En este caso, la casa subastadora sería la encargada de lograr provechosamente que la obra de arte pudiera devenir un objeto comercial. Y, por supuesto, tal objeto comercial tiene, por esencia, una valoración extrartística al ser una moneda de cambio.
De hecho, no puedo dejar de tomar en cuenta cierta trasformación visible en el funcionamiento del mercado de arte en décadas recientes, a partir de lo que se ha dado en llamar la globalización. Si está históricamente establecido que para el arte que llamamos visual existen tres grandes metrópolis que albergan las significativas instituciones para el mercado mundial, es decir, Nueva York, Londres y París, así como hay dominantes casas subastadoras, fundamentalmente Sotheby’s y Christie, el surgimiento con el presente siglo de nuevos centros es hoy un hecho establecido. Es necesario, pues, tomar en cuenta lo que sucede en Beijing y Nueva Delhi, pues China y la India han devenido puntos importantes en el panorama del arte contemporáneo. Para algunos analistas, también habría que tomar en cuenta, aunque en mucho menor medida, Rusia, Berlín y la América Latina.
Ahora bien, concuerdan en que, en lo fundamental, el mercado de arte puede presentar una superficie cambiante, pero asimismo mantiene una estructura uniforme. En este sentido, se ha llegado a afirmar que el mercado de arte “en 2022 tendrá un aspecto como el de hoy (2012): es más, como el que tenía hace siglo y medio, cuando nacieron el arte moderno y también sus mercados” [2]. Al leer esta afirmación, no puedo dejar de recordar que José Martí escribió una crónica en abril de 1887, precisamente la época en la cual ocurrieron tales nacimientos, sobre una subasta de arte en el Salón Chickering de Nueva York.
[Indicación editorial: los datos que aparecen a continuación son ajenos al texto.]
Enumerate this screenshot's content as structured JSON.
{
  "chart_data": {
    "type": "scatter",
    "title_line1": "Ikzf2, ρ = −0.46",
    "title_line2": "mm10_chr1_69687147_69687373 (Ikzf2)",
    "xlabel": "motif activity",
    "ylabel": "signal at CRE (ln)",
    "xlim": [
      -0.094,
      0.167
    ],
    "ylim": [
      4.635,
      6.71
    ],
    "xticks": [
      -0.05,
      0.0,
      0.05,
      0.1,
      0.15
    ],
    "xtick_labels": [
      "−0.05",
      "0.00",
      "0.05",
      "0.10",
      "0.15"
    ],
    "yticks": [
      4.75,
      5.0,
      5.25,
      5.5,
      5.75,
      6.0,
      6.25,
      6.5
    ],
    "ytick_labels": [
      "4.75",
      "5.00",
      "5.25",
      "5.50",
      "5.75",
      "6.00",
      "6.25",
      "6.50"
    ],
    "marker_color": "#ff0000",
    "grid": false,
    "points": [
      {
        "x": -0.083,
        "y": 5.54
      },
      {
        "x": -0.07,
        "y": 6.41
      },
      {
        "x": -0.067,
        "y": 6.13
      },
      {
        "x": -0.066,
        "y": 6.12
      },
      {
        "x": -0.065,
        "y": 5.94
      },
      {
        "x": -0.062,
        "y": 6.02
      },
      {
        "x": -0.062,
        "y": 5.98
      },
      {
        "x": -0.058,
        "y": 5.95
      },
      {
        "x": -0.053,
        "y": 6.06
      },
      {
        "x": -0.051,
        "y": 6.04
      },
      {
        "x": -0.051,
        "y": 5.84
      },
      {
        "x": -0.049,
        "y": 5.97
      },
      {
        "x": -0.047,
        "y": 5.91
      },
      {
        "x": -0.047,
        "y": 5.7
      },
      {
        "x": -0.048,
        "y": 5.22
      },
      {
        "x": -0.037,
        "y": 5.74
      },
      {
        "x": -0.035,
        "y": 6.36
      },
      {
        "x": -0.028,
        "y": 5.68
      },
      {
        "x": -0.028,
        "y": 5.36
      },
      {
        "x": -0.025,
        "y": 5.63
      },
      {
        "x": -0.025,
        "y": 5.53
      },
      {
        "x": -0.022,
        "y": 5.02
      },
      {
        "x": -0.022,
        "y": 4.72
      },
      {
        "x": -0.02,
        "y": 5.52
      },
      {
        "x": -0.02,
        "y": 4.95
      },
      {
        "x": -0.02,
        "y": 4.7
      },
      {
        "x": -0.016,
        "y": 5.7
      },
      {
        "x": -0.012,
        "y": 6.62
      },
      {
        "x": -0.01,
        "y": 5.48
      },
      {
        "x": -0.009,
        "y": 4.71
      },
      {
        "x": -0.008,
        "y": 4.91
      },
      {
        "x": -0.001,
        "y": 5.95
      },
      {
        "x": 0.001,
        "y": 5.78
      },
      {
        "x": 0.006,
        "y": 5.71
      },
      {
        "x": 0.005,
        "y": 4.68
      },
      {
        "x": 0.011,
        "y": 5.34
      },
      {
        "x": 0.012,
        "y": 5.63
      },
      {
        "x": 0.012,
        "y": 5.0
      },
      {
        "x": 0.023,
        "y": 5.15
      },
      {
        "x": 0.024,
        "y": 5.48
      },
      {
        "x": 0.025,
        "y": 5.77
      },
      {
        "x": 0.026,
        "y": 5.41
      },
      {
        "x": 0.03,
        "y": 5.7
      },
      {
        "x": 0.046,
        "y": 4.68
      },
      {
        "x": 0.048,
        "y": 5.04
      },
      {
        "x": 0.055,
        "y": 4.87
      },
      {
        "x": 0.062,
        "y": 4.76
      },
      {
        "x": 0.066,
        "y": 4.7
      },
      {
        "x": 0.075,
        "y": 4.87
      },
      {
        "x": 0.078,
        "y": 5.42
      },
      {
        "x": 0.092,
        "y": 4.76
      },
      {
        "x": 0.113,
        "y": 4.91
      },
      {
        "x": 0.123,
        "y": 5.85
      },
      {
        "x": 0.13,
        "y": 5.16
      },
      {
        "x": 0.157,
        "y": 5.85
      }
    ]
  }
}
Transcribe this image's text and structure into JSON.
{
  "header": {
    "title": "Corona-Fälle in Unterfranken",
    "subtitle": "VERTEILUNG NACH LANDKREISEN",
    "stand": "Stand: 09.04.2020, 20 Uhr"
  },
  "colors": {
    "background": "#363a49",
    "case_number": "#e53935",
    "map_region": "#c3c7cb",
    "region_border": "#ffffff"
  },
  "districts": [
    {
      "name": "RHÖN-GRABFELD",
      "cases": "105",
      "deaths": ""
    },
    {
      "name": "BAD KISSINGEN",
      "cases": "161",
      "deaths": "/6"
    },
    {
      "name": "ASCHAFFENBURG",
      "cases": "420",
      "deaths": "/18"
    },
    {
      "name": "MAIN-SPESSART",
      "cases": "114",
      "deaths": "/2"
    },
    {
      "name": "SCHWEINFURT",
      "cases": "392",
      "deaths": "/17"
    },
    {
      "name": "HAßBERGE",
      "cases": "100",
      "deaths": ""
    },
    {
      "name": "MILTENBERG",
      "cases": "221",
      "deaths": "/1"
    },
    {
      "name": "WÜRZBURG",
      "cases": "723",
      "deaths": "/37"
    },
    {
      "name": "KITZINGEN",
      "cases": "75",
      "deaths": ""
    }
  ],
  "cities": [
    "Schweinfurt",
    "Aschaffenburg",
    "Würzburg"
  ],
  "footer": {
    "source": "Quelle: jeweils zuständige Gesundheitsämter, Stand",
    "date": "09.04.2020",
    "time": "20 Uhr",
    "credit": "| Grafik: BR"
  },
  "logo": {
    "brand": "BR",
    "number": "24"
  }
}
Es una vívida descripción del modo en que se conducían (en lo esencial, se conducen todavía) las subastas neoyorkinas de objetos de arte. Un año antes, el 2 de julio de 1886, había observado proféticamente: “Al olor de la riqueza se está vaciando sobre Nueva York el arte del mundo. Los ricos para alardear de lujo, los municipios para fomentar la cultura […] compran en grandes sumas […] Quien no conoce los cuadros de Nueva York no conoce el arte moderno” [3].